Нельзя предполагать, что изменение видов в природе всегда протекает так быстро, как преобразование домашних животных под руководством методического отбора. Во всяком случае, более уместно сравнение с результатами бессознательного отбора, т. е. сохранения наиболее полезных или наиболее красивых животных без всякого намерения модифицировать породу; а посредством такого процесса бессознательного отбора многие породы заметно преобразовывались в продолжение двух или трех столетий.

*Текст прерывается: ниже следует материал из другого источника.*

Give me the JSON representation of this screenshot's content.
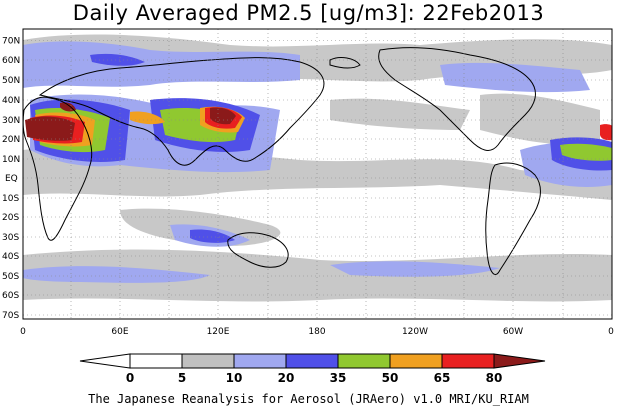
{
  "title": "Daily Averaged PM2.5 [ug/m3]: 22Feb2013",
  "footer": "The Japanese Reanalysis for Aerosol (JRAero) v1.0 MRI/KU_RIAM",
  "map": {
    "lat_ticks": [
      "70N",
      "60N",
      "50N",
      "40N",
      "30N",
      "20N",
      "10N",
      "EQ",
      "10S",
      "20S",
      "30S",
      "40S",
      "50S",
      "60S",
      "70S"
    ],
    "lon_ticks": [
      "0",
      "60E",
      "120E",
      "180",
      "120W",
      "60W",
      "0"
    ]
  },
  "colorbar": {
    "levels": [
      "0",
      "5",
      "10",
      "20",
      "35",
      "50",
      "65",
      "80"
    ],
    "colors": [
      "#ffffff",
      "#c0c0c0",
      "#a0a8f0",
      "#5050e8",
      "#90c830",
      "#f0a020",
      "#e82020",
      "#8b1a1a"
    ]
  }
}
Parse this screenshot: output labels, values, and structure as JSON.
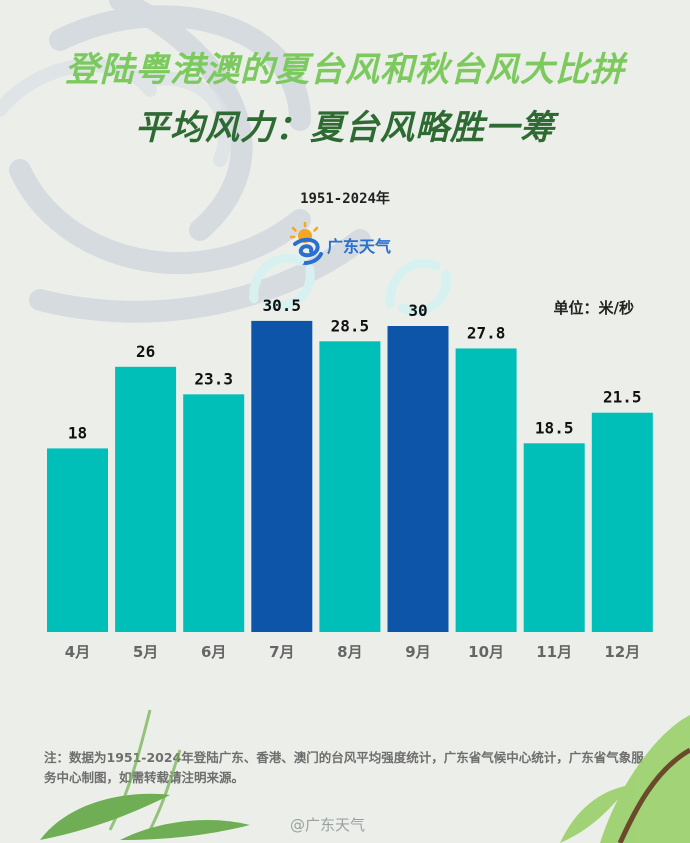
{
  "header": {
    "title": "登陆粤港澳的夏台风和秋台风大比拼",
    "subtitle": "平均风力：夏台风略胜一筹",
    "period": "1951-2024年",
    "logo_text": "广东天气",
    "unit": "单位：米/秒"
  },
  "colors": {
    "teal": "#00bfb8",
    "blue": "#0c55a9",
    "title_green": "#7cc95e",
    "subtitle_green": "#2e6b33"
  },
  "chart_data": {
    "type": "bar",
    "categories": [
      "4月",
      "5月",
      "6月",
      "7月",
      "8月",
      "9月",
      "10月",
      "11月",
      "12月"
    ],
    "values": [
      18,
      26,
      23.3,
      30.5,
      28.5,
      30,
      27.8,
      18.5,
      21.5
    ],
    "value_labels": [
      "18",
      "26",
      "23.3",
      "30.5",
      "28.5",
      "30",
      "27.8",
      "18.5",
      "21.5"
    ],
    "highlight": [
      false,
      false,
      false,
      true,
      false,
      true,
      false,
      false,
      false
    ],
    "ylim": [
      0,
      35
    ]
  },
  "footer": {
    "note": "注：数据为1951-2024年登陆广东、香港、澳门的台风平均强度统计，广东省气候中心统计，广东省气象服务中心制图，如需转载请注明来源。",
    "watermark": "@广东天气"
  }
}
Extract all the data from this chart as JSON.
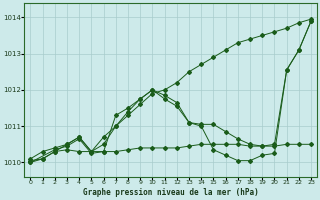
{
  "title": "Graphe pression niveau de la mer (hPa)",
  "background_color": "#cdeaea",
  "grid_color": "#a8cccc",
  "line_color": "#1a5c1a",
  "xlim": [
    -0.5,
    23.5
  ],
  "ylim": [
    1009.6,
    1014.4
  ],
  "xticks": [
    0,
    1,
    2,
    3,
    4,
    5,
    6,
    7,
    8,
    9,
    10,
    11,
    12,
    13,
    14,
    15,
    16,
    17,
    18,
    19,
    20,
    21,
    22,
    23
  ],
  "yticks": [
    1010,
    1011,
    1012,
    1013,
    1014
  ],
  "series": [
    {
      "x": [
        0,
        1,
        2,
        3,
        4,
        5,
        6,
        7,
        8,
        9,
        10,
        11,
        12,
        13,
        14,
        15,
        16,
        17,
        18,
        19,
        20,
        21,
        22,
        23
      ],
      "y": [
        1010.05,
        1010.1,
        1010.3,
        1010.35,
        1010.3,
        1010.3,
        1010.3,
        1010.3,
        1010.35,
        1010.4,
        1010.4,
        1010.4,
        1010.4,
        1010.45,
        1010.5,
        1010.5,
        1010.5,
        1010.5,
        1010.45,
        1010.45,
        1010.45,
        1010.5,
        1010.5,
        1010.5
      ]
    },
    {
      "x": [
        0,
        1,
        2,
        3,
        4,
        5,
        6,
        7,
        8,
        9,
        10,
        11,
        12,
        13,
        14,
        15,
        16,
        17,
        18,
        19,
        20,
        21,
        22,
        23
      ],
      "y": [
        1010.1,
        1010.3,
        1010.4,
        1010.5,
        1010.7,
        1010.3,
        1010.5,
        1011.0,
        1011.4,
        1011.75,
        1012.0,
        1011.85,
        1011.65,
        1011.1,
        1011.05,
        1011.05,
        1010.85,
        1010.65,
        1010.5,
        1010.45,
        1010.5,
        1012.55,
        1013.1,
        1013.9
      ]
    },
    {
      "x": [
        0,
        1,
        2,
        3,
        4,
        5,
        6,
        7,
        8,
        9,
        10,
        11,
        12,
        13,
        14,
        15,
        16,
        17,
        18,
        19,
        20,
        21,
        22,
        23
      ],
      "y": [
        1010.0,
        1010.1,
        1010.3,
        1010.5,
        1010.7,
        1010.3,
        1010.7,
        1011.0,
        1011.3,
        1011.6,
        1011.9,
        1012.0,
        1012.2,
        1012.5,
        1012.7,
        1012.9,
        1013.1,
        1013.3,
        1013.4,
        1013.5,
        1013.6,
        1013.7,
        1013.85,
        1013.95
      ]
    },
    {
      "x": [
        0,
        2,
        3,
        4,
        5,
        6,
        7,
        8,
        9,
        10,
        11,
        12,
        13,
        14,
        15,
        16,
        17,
        18,
        19,
        20,
        21,
        22,
        23
      ],
      "y": [
        1010.0,
        1010.35,
        1010.45,
        1010.65,
        1010.25,
        1010.3,
        1011.3,
        1011.5,
        1011.75,
        1012.0,
        1011.75,
        1011.55,
        1011.1,
        1011.0,
        1010.35,
        1010.2,
        1010.05,
        1010.05,
        1010.2,
        1010.25,
        1012.55,
        1013.1,
        1013.9
      ]
    }
  ]
}
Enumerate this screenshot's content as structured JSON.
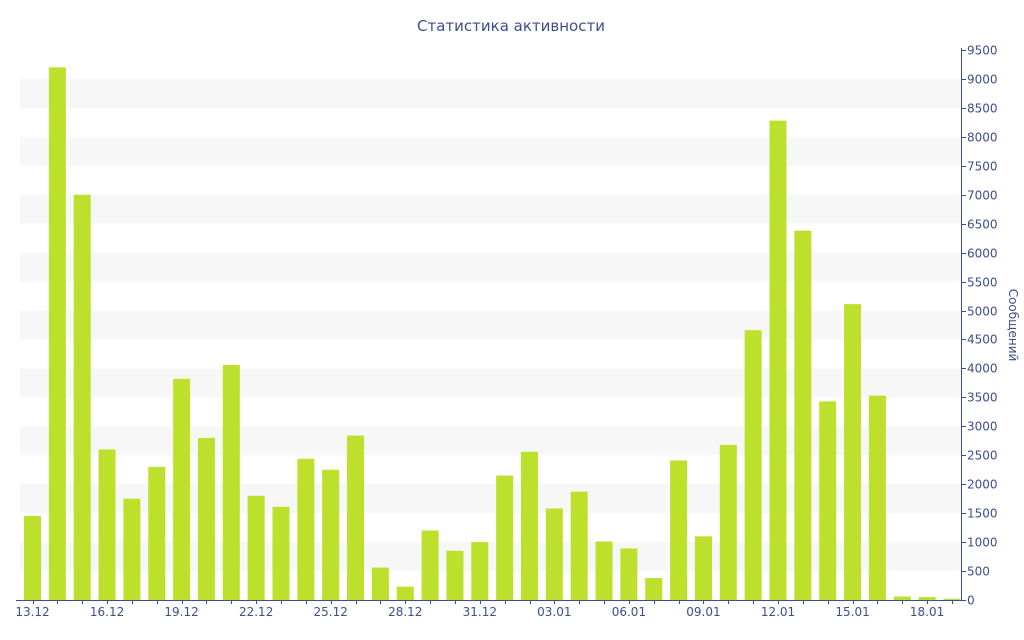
{
  "chart_data": {
    "type": "bar",
    "title": "Статистика активности",
    "xlabel": "",
    "ylabel": "Сообщений",
    "ylim": [
      0,
      9500
    ],
    "y_axis_side": "right",
    "y_ticks": [
      0,
      500,
      1000,
      1500,
      2000,
      2500,
      3000,
      3500,
      4000,
      4500,
      5000,
      5500,
      6000,
      6500,
      7000,
      7500,
      8000,
      8500,
      9000,
      9500
    ],
    "categories": [
      "13.12",
      "14.12",
      "15.12",
      "16.12",
      "17.12",
      "18.12",
      "19.12",
      "20.12",
      "21.12",
      "22.12",
      "23.12",
      "24.12",
      "25.12",
      "26.12",
      "27.12",
      "28.12",
      "29.12",
      "30.12",
      "31.12",
      "01.01",
      "02.01",
      "03.01",
      "04.01",
      "05.01",
      "06.01",
      "07.01",
      "08.01",
      "09.01",
      "10.01",
      "11.01",
      "12.01",
      "13.01",
      "14.01",
      "15.01",
      "16.01",
      "17.01",
      "18.01",
      "19.01"
    ],
    "x_tick_labels": [
      "13.12",
      "16.12",
      "19.12",
      "22.12",
      "25.12",
      "28.12",
      "31.12",
      "03.01",
      "06.01",
      "09.01",
      "12.01",
      "15.01",
      "18.01"
    ],
    "series": [
      {
        "values": [
          1450,
          9200,
          7000,
          2600,
          1750,
          2300,
          3820,
          2800,
          4060,
          1800,
          1610,
          2440,
          2250,
          2840,
          560,
          230,
          1200,
          850,
          1000,
          2150,
          2560,
          1580,
          1870,
          1010,
          890,
          380,
          2410,
          1100,
          2680,
          4660,
          8280,
          6380,
          3430,
          5110,
          3530,
          60,
          50,
          20
        ]
      }
    ],
    "bar_color": "#bce02c",
    "grid": "alternating horizontal bands",
    "band_color": "#f7f7f7",
    "axis_color": "#3b4f8c"
  }
}
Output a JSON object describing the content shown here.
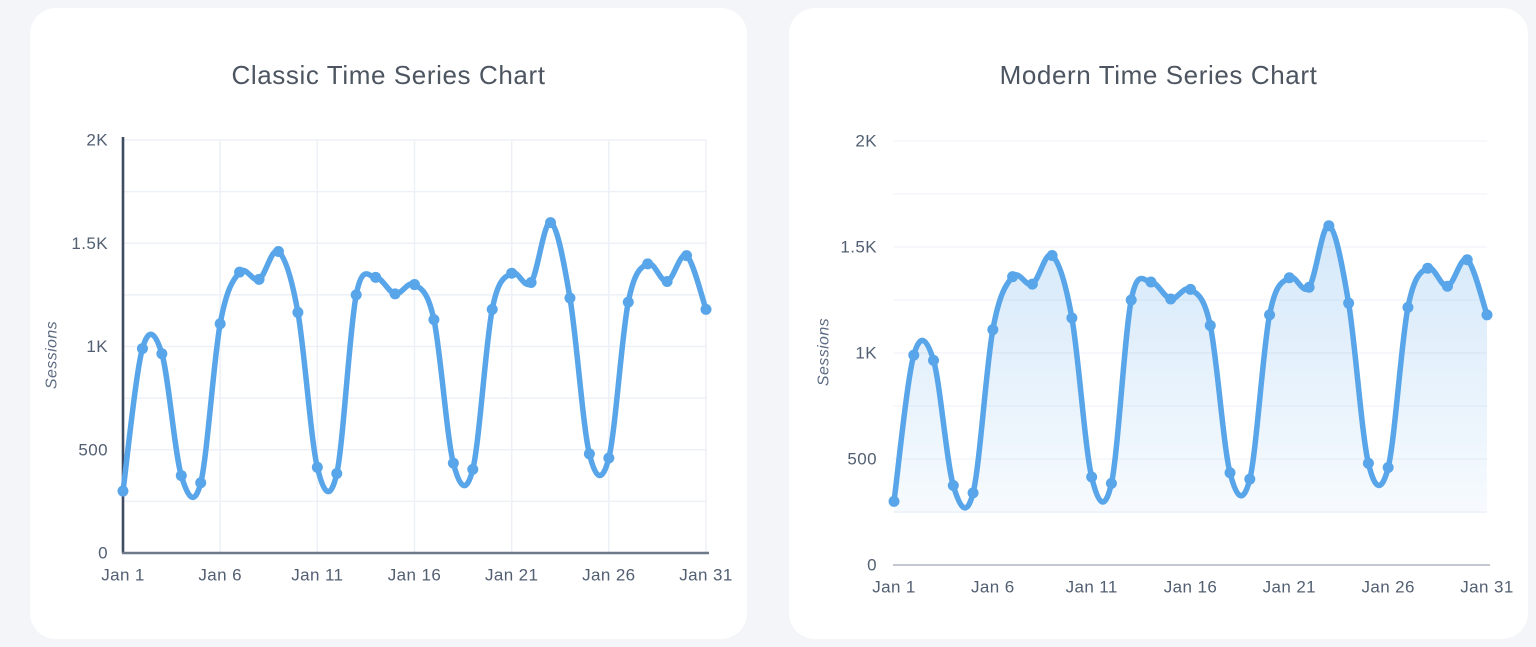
{
  "page": {
    "background_color": "#f3f5f8",
    "card_background_color": "#ffffff"
  },
  "chart_data": [
    {
      "type": "line",
      "title": "Classic Time Series Chart",
      "xlabel": "",
      "ylabel": "Sessions",
      "ylim": [
        0,
        2000
      ],
      "categories": [
        "Jan 1",
        "Jan 2",
        "Jan 3",
        "Jan 4",
        "Jan 5",
        "Jan 6",
        "Jan 7",
        "Jan 8",
        "Jan 9",
        "Jan 10",
        "Jan 11",
        "Jan 12",
        "Jan 13",
        "Jan 14",
        "Jan 15",
        "Jan 16",
        "Jan 17",
        "Jan 18",
        "Jan 19",
        "Jan 20",
        "Jan 21",
        "Jan 22",
        "Jan 23",
        "Jan 24",
        "Jan 25",
        "Jan 26",
        "Jan 27",
        "Jan 28",
        "Jan 29",
        "Jan 30",
        "Jan 31"
      ],
      "values": [
        300,
        990,
        965,
        375,
        340,
        1110,
        1360,
        1325,
        1460,
        1165,
        415,
        385,
        1250,
        1335,
        1255,
        1300,
        1130,
        435,
        405,
        1180,
        1355,
        1310,
        1600,
        1235,
        480,
        460,
        1215,
        1400,
        1315,
        1440,
        1180
      ],
      "yticks": {
        "labels": [
          "0",
          "500",
          "1K",
          "1.5K",
          "2K"
        ],
        "values": [
          0,
          500,
          1000,
          1500,
          2000
        ]
      },
      "xticks": {
        "labels": [
          "Jan 1",
          "Jan 6",
          "Jan 11",
          "Jan 16",
          "Jan 21",
          "Jan 26",
          "Jan 31"
        ],
        "day_index": [
          0,
          5,
          10,
          15,
          20,
          25,
          30
        ]
      },
      "grid": {
        "horizontal": true,
        "vertical": true,
        "step": 250
      },
      "show_y_axis_line": true,
      "show_x_axis_line": true,
      "area_fill": false,
      "show_markers": true,
      "legend": "none",
      "colors": {
        "line": "#58a5e9",
        "marker": "#58a5e9",
        "grid": "#edf1f7",
        "y_axis": "#3f4c61",
        "x_axis": "#6e7a89",
        "tick_label": "#525f72",
        "title": "#4c5560",
        "ylabel": "#5d6c83"
      }
    },
    {
      "type": "area",
      "title": "Modern Time Series Chart",
      "xlabel": "",
      "ylabel": "Sessions",
      "ylim": [
        0,
        2000
      ],
      "categories": [
        "Jan 1",
        "Jan 2",
        "Jan 3",
        "Jan 4",
        "Jan 5",
        "Jan 6",
        "Jan 7",
        "Jan 8",
        "Jan 9",
        "Jan 10",
        "Jan 11",
        "Jan 12",
        "Jan 13",
        "Jan 14",
        "Jan 15",
        "Jan 16",
        "Jan 17",
        "Jan 18",
        "Jan 19",
        "Jan 20",
        "Jan 21",
        "Jan 22",
        "Jan 23",
        "Jan 24",
        "Jan 25",
        "Jan 26",
        "Jan 27",
        "Jan 28",
        "Jan 29",
        "Jan 30",
        "Jan 31"
      ],
      "values": [
        300,
        990,
        965,
        375,
        340,
        1110,
        1360,
        1325,
        1460,
        1165,
        415,
        385,
        1250,
        1335,
        1255,
        1300,
        1130,
        435,
        405,
        1180,
        1355,
        1310,
        1600,
        1235,
        480,
        460,
        1215,
        1400,
        1315,
        1440,
        1180
      ],
      "yticks": {
        "labels": [
          "0",
          "500",
          "1K",
          "1.5K",
          "2K"
        ],
        "values": [
          0,
          500,
          1000,
          1500,
          2000
        ]
      },
      "xticks": {
        "labels": [
          "Jan 1",
          "Jan 6",
          "Jan 11",
          "Jan 16",
          "Jan 21",
          "Jan 26",
          "Jan 31"
        ],
        "day_index": [
          0,
          5,
          10,
          15,
          20,
          25,
          30
        ]
      },
      "grid": {
        "horizontal": true,
        "vertical": false,
        "step": 250
      },
      "show_y_axis_line": false,
      "show_x_axis_line": true,
      "area_fill": true,
      "show_markers": true,
      "legend": "none",
      "colors": {
        "line": "#58a5e9",
        "marker": "#58a5e9",
        "grid": "#f3f6fa",
        "x_axis": "#c2c7d0",
        "tick_label": "#525f72",
        "title": "#4c5560",
        "ylabel": "#5d6c83",
        "fill_top": "rgba(95,168,234,0.33)",
        "fill_bottom": "rgba(95,168,234,0.05)"
      }
    }
  ]
}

Изменение видов протекает, вероятно, гораздо медленнее, и в пределах одной и той же страны только немногие претерпевают такое изменение одновременно. Эта медленность происходит оттого, что все обитатели одной и той же страны уже так хорошо адаптированы один к другому, что новые места в экономии природы открываются через длинные промежутки времени, благодаря всякого рода физическим переменам или из-за иммиграции новых форм. Более того, вариации или индивидуальные различия соответствующего свойства, благодаря которым некоторые из обитателей могли бы быть лучше приспособлены к их новым местам, когда условия меняются, могут и не возникнуть тотчас же. К сожалению, у нас нет средств определить мерою годов, какой нужен период времени, чтобы вид был модифицирован; но нам придется еще вернуться к вопросу о времени.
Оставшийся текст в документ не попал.